L’affaire Air-Guinée est le symbole, si ce n’est la fin, mais irrésistiblement la remise en question du mythe du technocrate guinéen. Nos supers technocrates qui, pour la plupart, avaient pourtant cloué au pilori le régime de Sékou Toure pour, clamaient-ils, son « opacité », sa « gestion clanique » et « désastreuse » n’ont pas fait mieux.

Au nom d’un « redressement économique » pour lequel ce sont plutôt les commis de l’Etat qui sont sortis les plus riches du pays, et d’un libéralisme visiblement mal assimilé, ils se sont laissés convaincre à la « boulimie » de la privatisation « exigée » par le FMI. Incapables d’assainir les finances publiques et de lutter contre le braquage de notre économie nationale, ils ont mieux ficelé ce dernier, ingénieusement cette fois, pour espérer un jour s’en justifier. C’était le FMI la faute, c’était la crise, la récession. Non, c’est le Président Conté qui en avait décidé etc. De qui se moque-t-on ?

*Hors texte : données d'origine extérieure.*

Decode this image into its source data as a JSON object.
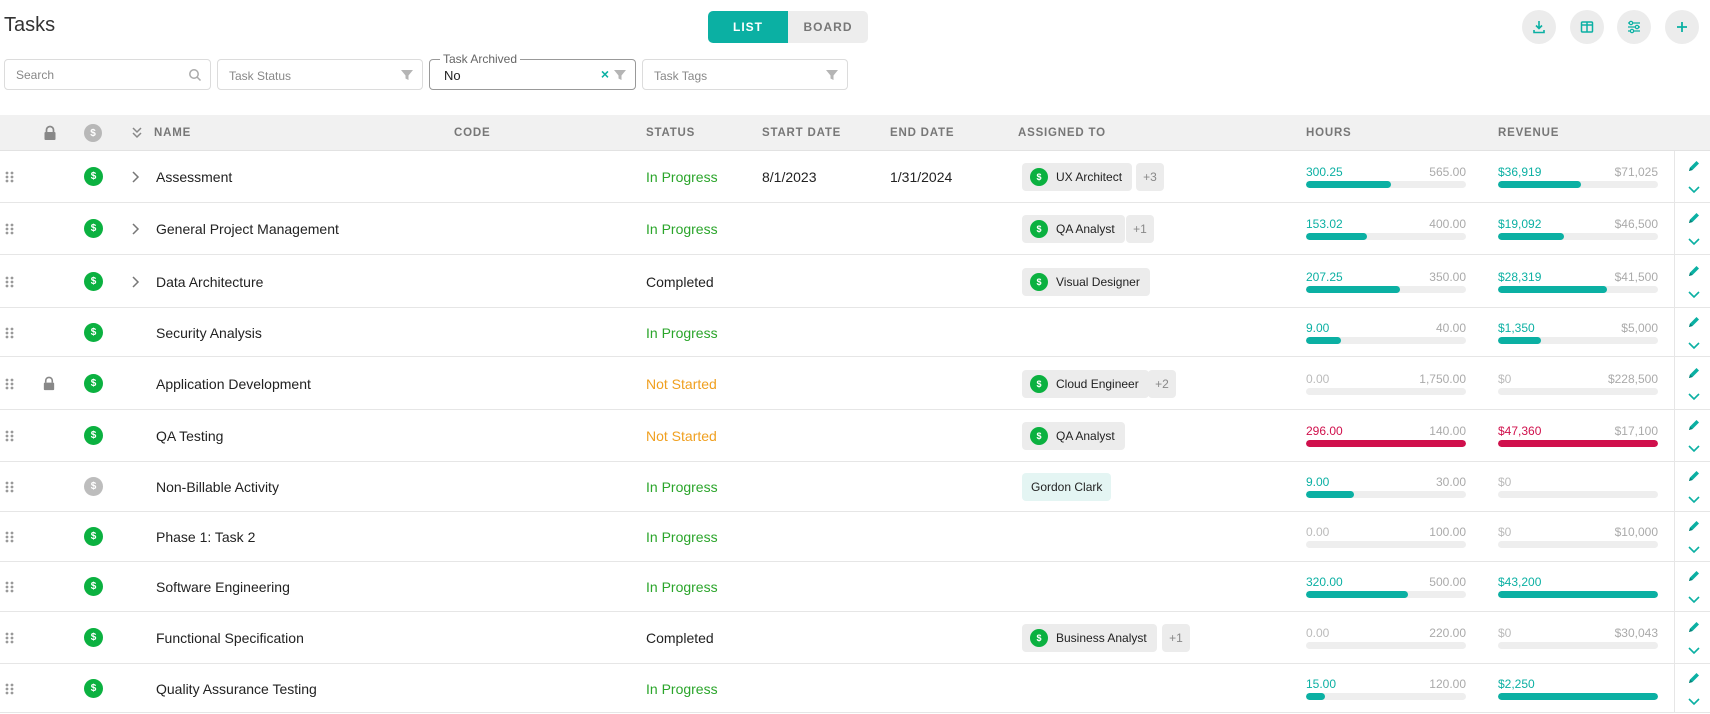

Dans un contexte où la fiscalité d’Etat était au trou, le mieux à faire a été de vendre les entreprises publiques à des opérateurs économiques tout aussi incapables – qui en ont tiré tout seuls la plue value en les vendant aux plus offrants. Plus de 200 unités industrielles qui n’ont pas résisté au bourgeoisement de notre classe politique. Aujourd’hui, près de 40 ans après la mort de Sékou Touré, où en est-on avec l’industrialisation de la Guinée ?

Si Cellou Dalein Diallo « n’est pas le responsable » de cet aveu d’incapacités, il en sait suffisamment pour pointer du doigt les vrais responsables. Comment peut-on vendre ce joyau national qui faisait tant notre fierté, sans jamais prévoir de le reconquérir ? Où est passé notre orgueil patriotique ? Qu’on le veuille ou non, Cellou Dalein Diallo reste le symbole le plus affirmé d’un régime qui a « organisé » la régression de notre pays. Nous étions autrefois une grande nation célébrée à travers le monde, avant que des bonimenteurs ne prennent en otage l’appareil d’Etat. Relever cette nation qui s’est courbée sous le poids d’une classe politico-intellectuelle moribonde, c’est peut-être le premier défi de notre génération.

En tout état de cause, tout le tapage médiatique qui consiste à berner les moins avertis n’a de conséquence que la fuite en avant organisée et les risques politiques pour lesquels il faudrait suffisamment avertir les guinéens. Si Cellou Dalein Diallo compte un jour revenir en Guinée, après ce « pèlerinage politique », il n’est pas exagéré que ce sera tout d’abord dans l’optique de régler enfin cette affaire qui lui colle à la peau depuis des décennies. Pour un homme politique qui aspire à conduire notre destin national, la moindre des exigences envers soi est de mettre un terme à toutes ces allégations à son sujet, notamment dans l’Affaire-Guinée, en répondant à la justice de manière citoyenne. Tout autre discours n’est que baliverne !

Dans cette épreuve, qu’il devrait braver, parce que « convaincu [ lui-même ] de son innocence », Cellou Dalein Diallo a enfin l’occasion ultime de mettre la justice guinéenne à l’épreuve. Mais faut-il qu’il s’en rende suffisamment compte avant qu’il ne soit trop tard. Est-il nécessaire de rappeler que d’autres comme Moussa Dadis Camara ( ex chef d’État ), Kassory Fofana ( ex Premier Ministre ), ou Amadou Damaro Camara ( ex Président de l’Assemblée nationale ) ont fait le « choix » de ne pas se dérober de la justice, parce qu’en pareilles situations, seule la justice peut vous « blanchir » définitivement.